Individual NAP Statistics
Network Access Point (NAP) statistics provide per-trunk visibility into your voice traffic. MaaS auto-discovers all enabled NAPs and monitors each one individually.
Supported NAP Types
MaaS monitors all NAP types:
SIP
SIP over UDP/TCP/TLS
Includes registration monitoring
H248 RTP
H.248/MEGACO (IP media)
RTP port ranges
H248 TDM
H.248/MEGACO (TDM media)
Line services
ISUP
SS7 ISUP
CIC groups
ISDN
Q.931 ISDN
PRI/BRI stacks
CAS
Channel Associated Signaling
CAS stacks
NAP Status
Availability
Percentage
Percentage of available resources (0-100%)
State
Status
Overall NAP state (Up / Partially Up / Down)
Usage
Percentage
Current resource utilization
Congestion
Text
Congestion status indicator
Registration State
Text
SIP registration status (SIP NAPs only)
NAP State Values
Up (100%)
All resources available
Partially Up (1-99%)
Some resources unavailable
Down (0%)
No resources available
Call Metrics
Current real-time call counts for each NAP:
Total Call Legs
Call Legs
Total active call legs on this NAP
Incoming Call Legs
Call Legs
Current inbound call legs
Outgoing Call Legs
Call Legs
Current outbound call legs
Incoming MOS
MOS
Mean Opinion Score for inbound call quality
Outgoing MOS
MOS
Mean Opinion Score for outbound call quality
MOS (Mean Opinion Score) ranges from 1.0 (poor) to 5.0 (excellent). A score below 3.5 typically indicates noticeable voice quality degradation.

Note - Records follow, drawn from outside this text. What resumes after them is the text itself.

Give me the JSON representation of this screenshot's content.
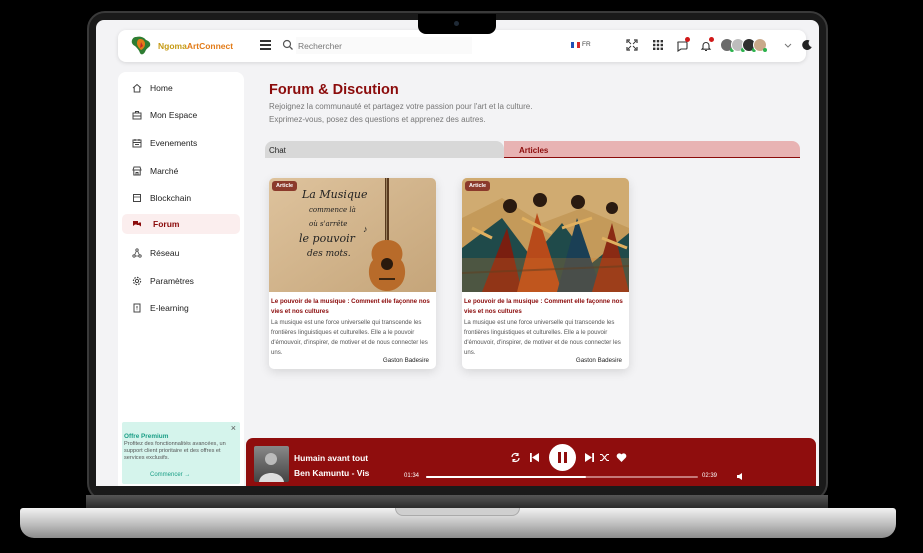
{
  "header": {
    "brand_part1": "Ngoma",
    "brand_part2": "ArtConnect",
    "search_placeholder": "Rechercher",
    "language": "FR"
  },
  "sidebar": {
    "items": [
      {
        "label": "Home",
        "icon": "home-icon"
      },
      {
        "label": "Mon Espace",
        "icon": "briefcase-icon"
      },
      {
        "label": "Evenements",
        "icon": "calendar-icon"
      },
      {
        "label": "Marché",
        "icon": "store-icon"
      },
      {
        "label": "Blockchain",
        "icon": "cube-icon"
      },
      {
        "label": "Forum",
        "icon": "chat-bubbles-icon"
      },
      {
        "label": "Réseau",
        "icon": "network-icon"
      },
      {
        "label": "Paramètres",
        "icon": "gear-icon"
      },
      {
        "label": "E-learning",
        "icon": "book-icon"
      }
    ],
    "active": "Forum",
    "premium": {
      "title": "Offre Premium",
      "description": "Profitez des fonctionnalités avancées, un support client prioritaire et des offres et services exclusifs.",
      "cta": "Commencer →"
    }
  },
  "main": {
    "title": "Forum & Discution",
    "subtitle_line1": "Rejoignez la communauté et partagez votre passion pour l'art et la culture.",
    "subtitle_line2": "Exprimez-vous, posez des questions et apprenez des autres.",
    "tabs": [
      {
        "label": "Chat"
      },
      {
        "label": "Articles"
      }
    ],
    "active_tab": "Articles",
    "cards": [
      {
        "tag": "Article",
        "title": "Le pouvoir de la musique : Comment elle façonne nos vies et nos cultures",
        "excerpt": "La musique est une force universelle qui transcende les frontières linguistiques et culturelles. Elle a le pouvoir d'émouvoir, d'inspirer, de motiver et de nous connecter les uns.",
        "author": "Gaston Badesire",
        "image_text": [
          "La Musique",
          "commence là",
          "où s'arrête",
          "le pouvoir",
          "des mots."
        ]
      },
      {
        "tag": "Article",
        "title": "Le pouvoir de la musique : Comment elle façonne nos vies et nos cultures",
        "excerpt": "La musique est une force universelle qui transcende les frontières linguistiques et culturelles. Elle a le pouvoir d'émouvoir, d'inspirer, de motiver et de nous connecter les uns.",
        "author": "Gaston Badesire"
      }
    ]
  },
  "player": {
    "track": "Humain avant tout",
    "artist": "Ben Kamuntu - Vis",
    "current_time": "01:34",
    "duration": "02:39",
    "progress": 0.59
  },
  "colors": {
    "accent": "#8b0b0b",
    "player_bg": "#8f0d0d",
    "premium_bg": "#d5f4ec",
    "premium_text": "#1a9e86"
  }
}
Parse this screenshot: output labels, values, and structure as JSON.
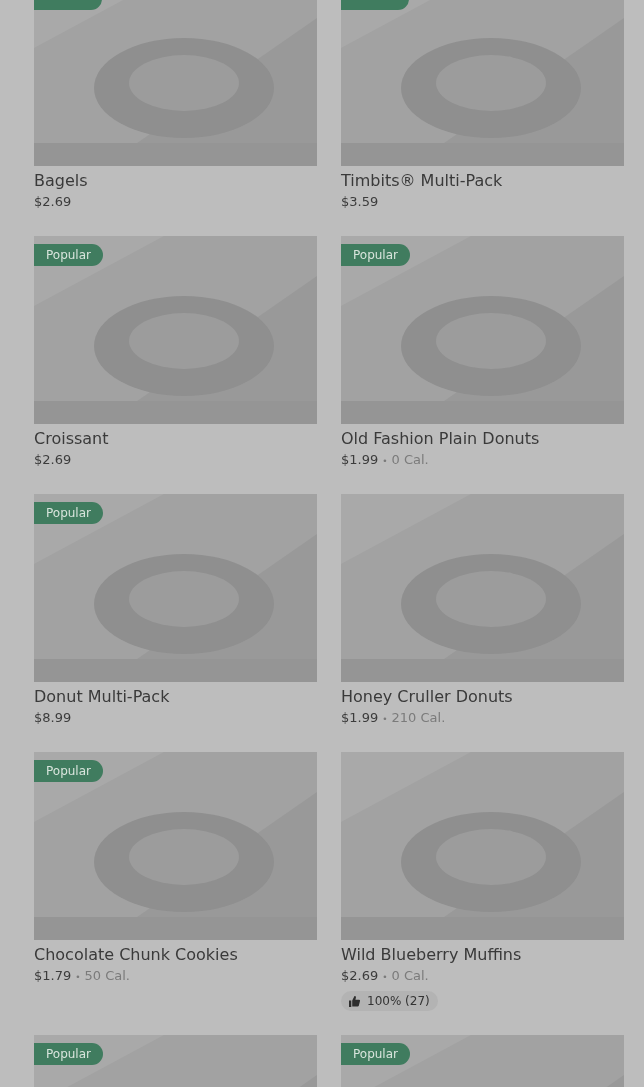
{
  "items": [
    {
      "name": "Bagels",
      "price": "$2.69",
      "popular": true
    },
    {
      "name": "Timbits® Multi-Pack",
      "price": "$3.59",
      "popular": true
    },
    {
      "name": "Croissant",
      "price": "$2.69",
      "popular": true,
      "popular_label": "Popular"
    },
    {
      "name": "Old Fashion Plain Donuts",
      "price": "$1.99",
      "calories": "0 Cal.",
      "popular": true,
      "popular_label": "Popular"
    },
    {
      "name": "Donut Multi-Pack",
      "price": "$8.99",
      "popular": true,
      "popular_label": "Popular"
    },
    {
      "name": "Honey Cruller Donuts",
      "price": "$1.99",
      "calories": "210 Cal.",
      "popular": false
    },
    {
      "name": "Chocolate Chunk Cookies",
      "price": "$1.79",
      "calories": "50 Cal.",
      "popular": true,
      "popular_label": "Popular"
    },
    {
      "name": "Wild Blueberry Muffins",
      "price": "$2.69",
      "calories": "0 Cal.",
      "rating": "100% (27)",
      "popular": false
    },
    {
      "popular": true,
      "popular_label": "Popular"
    },
    {
      "popular": true,
      "popular_label": "Popular"
    }
  ],
  "separator": "•"
}
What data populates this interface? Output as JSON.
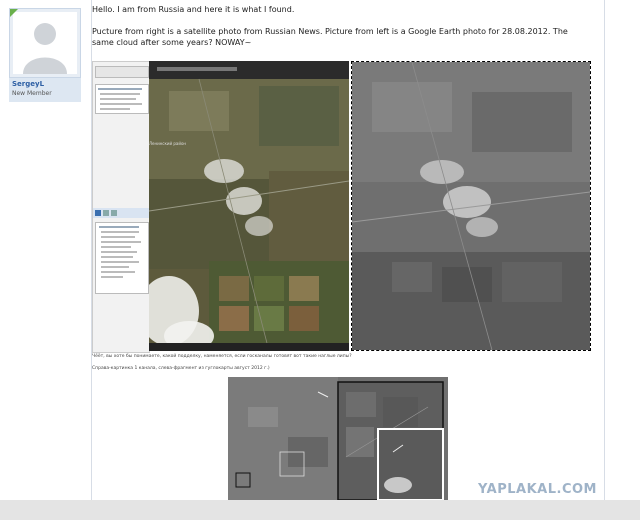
{
  "user": {
    "name": "SergeyL",
    "rank": "New Member"
  },
  "post": {
    "line1": "Hello. I am from Russia and here it is what I found.",
    "line2": "Pucture from right is a satellite photo from Russian News. Picture from left is a Google Earth photo for 28.08.2012. The same cloud after some years? NOWAY~",
    "caption1": "Чёёт, вы хоте бы понимаете, какой подделку, наменяется, если госканалы готовят вот такие наглые липы?",
    "caption2": "Справа-картинка 1 канала, слева-фрагмент из гуглокарты август 2012 г.)",
    "map_label": "Ленинский район"
  },
  "watermark": "YAPLAKAL.COM",
  "colors": {
    "accent": "#2d5fa4",
    "watermark": "#9fb3c8"
  }
}
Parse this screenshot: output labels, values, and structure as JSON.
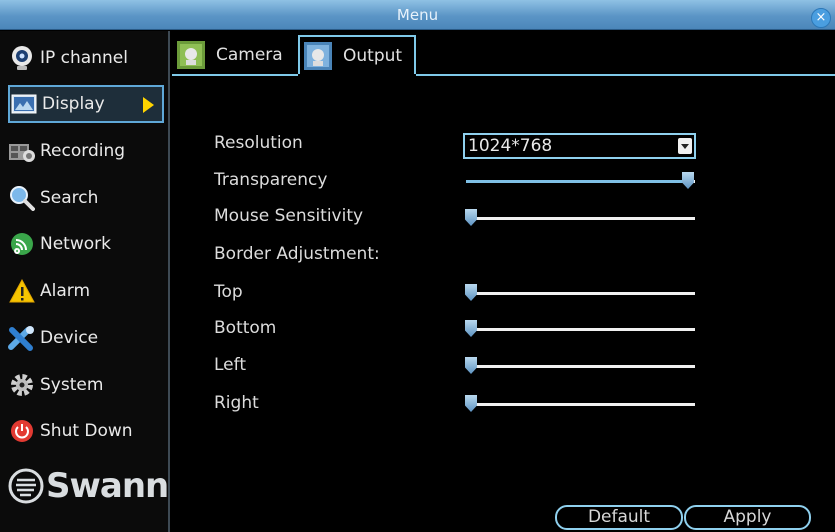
{
  "window": {
    "title": "Menu",
    "close_label": "×"
  },
  "sidebar": {
    "items": [
      {
        "label": "IP channel",
        "icon": "ip-camera-icon"
      },
      {
        "label": "Display",
        "icon": "display-icon",
        "active": true
      },
      {
        "label": "Recording",
        "icon": "recording-icon"
      },
      {
        "label": "Search",
        "icon": "search-icon"
      },
      {
        "label": "Network",
        "icon": "network-icon"
      },
      {
        "label": "Alarm",
        "icon": "alarm-icon"
      },
      {
        "label": "Device",
        "icon": "device-icon"
      },
      {
        "label": "System",
        "icon": "gear-icon"
      },
      {
        "label": "Shut Down",
        "icon": "power-icon"
      }
    ],
    "logo_text": "Swann"
  },
  "tabs": [
    {
      "label": "Camera",
      "icon": "camera-tab-icon"
    },
    {
      "label": "Output",
      "icon": "output-tab-icon",
      "active": true
    }
  ],
  "settings": {
    "resolution": {
      "label": "Resolution",
      "value": "1024*768"
    },
    "transparency": {
      "label": "Transparency",
      "level": 1.0
    },
    "mouse_sensitivity": {
      "label": "Mouse Sensitivity",
      "level": 0.0
    },
    "border_adjustment_label": "Border Adjustment:",
    "top": {
      "label": "Top",
      "level": 0.0
    },
    "bottom": {
      "label": "Bottom",
      "level": 0.0
    },
    "left": {
      "label": "Left",
      "level": 0.0
    },
    "right": {
      "label": "Right",
      "level": 0.0
    }
  },
  "buttons": {
    "default_label": "Default",
    "apply_label": "Apply"
  },
  "colors": {
    "accent": "#7fc9e8",
    "titlebar": "#5b95c6",
    "selected_arrow": "#ffd400"
  }
}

Call Counters (Per Interval)
These counters show call activity since the last polling interval.
Call Attempts
Incoming Call Count
Incoming
Inbound call attempts
Outgoing Call Count
Outgoing
Outbound call attempts
Accepted Calls
Incoming Accepted
Incoming
Accepted inbound calls
Outgoing Accepted
Outgoing
Accepted outbound calls
Answered Calls
Incoming Answered
Incoming
Answered inbound calls
Outgoing Answered
Outgoing
Answered outbound calls
CPS Metrics (Per NAP)
Calls per second calculated for each NAP:
Incoming CPS
Incoming
Inbound call rate
Outgoing CPS
Outgoing
Outbound call rate
Incoming Accepted CPS
Incoming
Accepted inbound rate
Outgoing Accepted CPS
Outgoing
Accepted outbound rate
Incoming Answered CPS
Incoming
Answered inbound rate
Outgoing Answered CPS
Outgoing
Answered outbound rate
Drop Statistics
Call drops categorized by cause:
Local Drops
Calls dropped by the local system
Remote Drops
Calls dropped by the remote party
System Drops
Calls dropped due to system issues
Drop counters show the delta since the last interval and include a 10-minute heartbeat to reduce noise during idle periods.
Calculated Statistics
MaaS calculates additional metrics for capacity planning:
Last Hour Max
Maximum concurrent calls in the past hour
Last Hour HWM
Rolling high water mark
Alerts
High Severity
NAP Registration Failed
Registration ≠ "Yes"
SIP trunk lost registration (SIP NAPs only)
Warning Severity
NAP Down
Availability = 0%
NAP has no available resources
NAP Congestion
Congestion status detected
NAP is experiencing congestion
SIP Registration Monitoring: For SIP NAPs configured with outbound registration (register_to_proxy enabled), MaaS monitors the Registration State (Yes/No) and triggers a HIGH severity alert when registration fails. This is critical for detecting trunk failures with carriers that require registration.
Understanding NAP Metrics
Call Legs vs Call Count
These two metric types measure different things:
Call Legs (e.g. Incoming Call Legs, Total Call Legs): A real-time snapshot of active call legs right now. This value goes up when calls connect and down when calls end.
Call Count (e.g. Incoming Call Count, Outgoing Call Count): A cumulative counter that increments with every call attempt. MaaS displays this as the delta per polling interval, showing how many new calls occurred since the last collection.
Example: If you have 50 active calls and 200 new call attempts in the last minute, Call Legs = 50 and Call Count (delta) = 200.
Availability vs Usage
Availability: What percentage of resources can be used (health indicator)
Usage: What percentage of resources are being used (load indicator)
A NAP can have 100% availability but low usage (healthy, light traffic) or high usage with declining availability (approaching capacity limits).